We recognize that writers reasonably want to be left out of a dispute between large companies. Some have suggested that we "just talk." We tried that. Hachette spent three months stonewalling and only grudgingly began to even acknowledge our concerns when we took action to reduce sales of their titles in our store. Since then Amazon has made three separate offers to Hachette to take authors out of the middle. We first suggested that we (Amazon and Hachette) jointly make author royalties whole during the term of the dispute. Then we suggested that authors receive 100% of all sales of their titles until this dispute is resolved. Then we suggested that we would return to normal business operations if Amazon and Hachette's normal share of revenue went to a literacy charity. But Hachette, and their parent company Lagardere, have quickly and repeatedly dismissed these offers even though e-books represent 1% of their revenues and they could easily agree to do so. They believe they get leverage from keeping their authors in the middle.
We will never give up our fight for reasonable e-book prices. We know making books more affordable is good for book culture. We'd like your help. Please email Hachette and copy us.
Hachette CEO, Michael Pietsch: Michael.Pietsch@hbgusa.com
Copy us at: firstname.lastname@example.org
Please consider including these points:
- We have noted your illegal collusion. Please stop working so hard to overcharge for ebooks. They can and should be less expensive.

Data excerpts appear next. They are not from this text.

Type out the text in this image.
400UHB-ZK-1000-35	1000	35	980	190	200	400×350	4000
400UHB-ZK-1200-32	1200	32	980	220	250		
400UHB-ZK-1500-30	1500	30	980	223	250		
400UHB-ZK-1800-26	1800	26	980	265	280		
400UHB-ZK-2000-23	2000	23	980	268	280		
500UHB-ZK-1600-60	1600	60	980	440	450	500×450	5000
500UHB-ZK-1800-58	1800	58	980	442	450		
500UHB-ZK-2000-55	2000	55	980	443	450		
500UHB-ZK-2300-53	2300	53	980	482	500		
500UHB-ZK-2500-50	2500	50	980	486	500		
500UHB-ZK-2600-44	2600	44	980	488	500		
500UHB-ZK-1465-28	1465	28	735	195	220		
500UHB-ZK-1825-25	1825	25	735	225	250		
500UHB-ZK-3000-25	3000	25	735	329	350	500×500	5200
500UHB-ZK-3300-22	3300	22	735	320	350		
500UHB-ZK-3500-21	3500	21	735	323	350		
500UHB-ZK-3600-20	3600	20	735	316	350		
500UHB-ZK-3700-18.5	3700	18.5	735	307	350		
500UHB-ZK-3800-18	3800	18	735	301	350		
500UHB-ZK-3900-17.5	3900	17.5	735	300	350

- Lowering e-book prices will help – not hurt – the reading culture, just like paperbacks did.
- Stop using your authors as leverage and accept one of Amazon's offers to take them out of the middle.
- Especially if you're an author yourself: Remind them that authors are not united on this issue.
Thanks for your support.
The Amazon Books Team
P.S. You can also find this letter at www.readersunited.com
I mean, the above is basically full-out crazy town. The George Orwell quote is wrong in that context ( and is extra hilarious because Amazon once deleted 1984 from Kindles), the harping about the judgment against Hachette sounds both gleeful and desperate and their math about e-book numbers have been called just plain wrong by a bunch of prominent authors.
This isn't the end of this fight and I'm sure it's bound to get even MORE insane. This is where we are right now. Negotiations between a top publisher and the behemoth that is Amazon have degraded so badly that Amazon is asking readers and self-published authors to cut off their noses to spite their faces and send mislead letters to a CEO. I just can't even.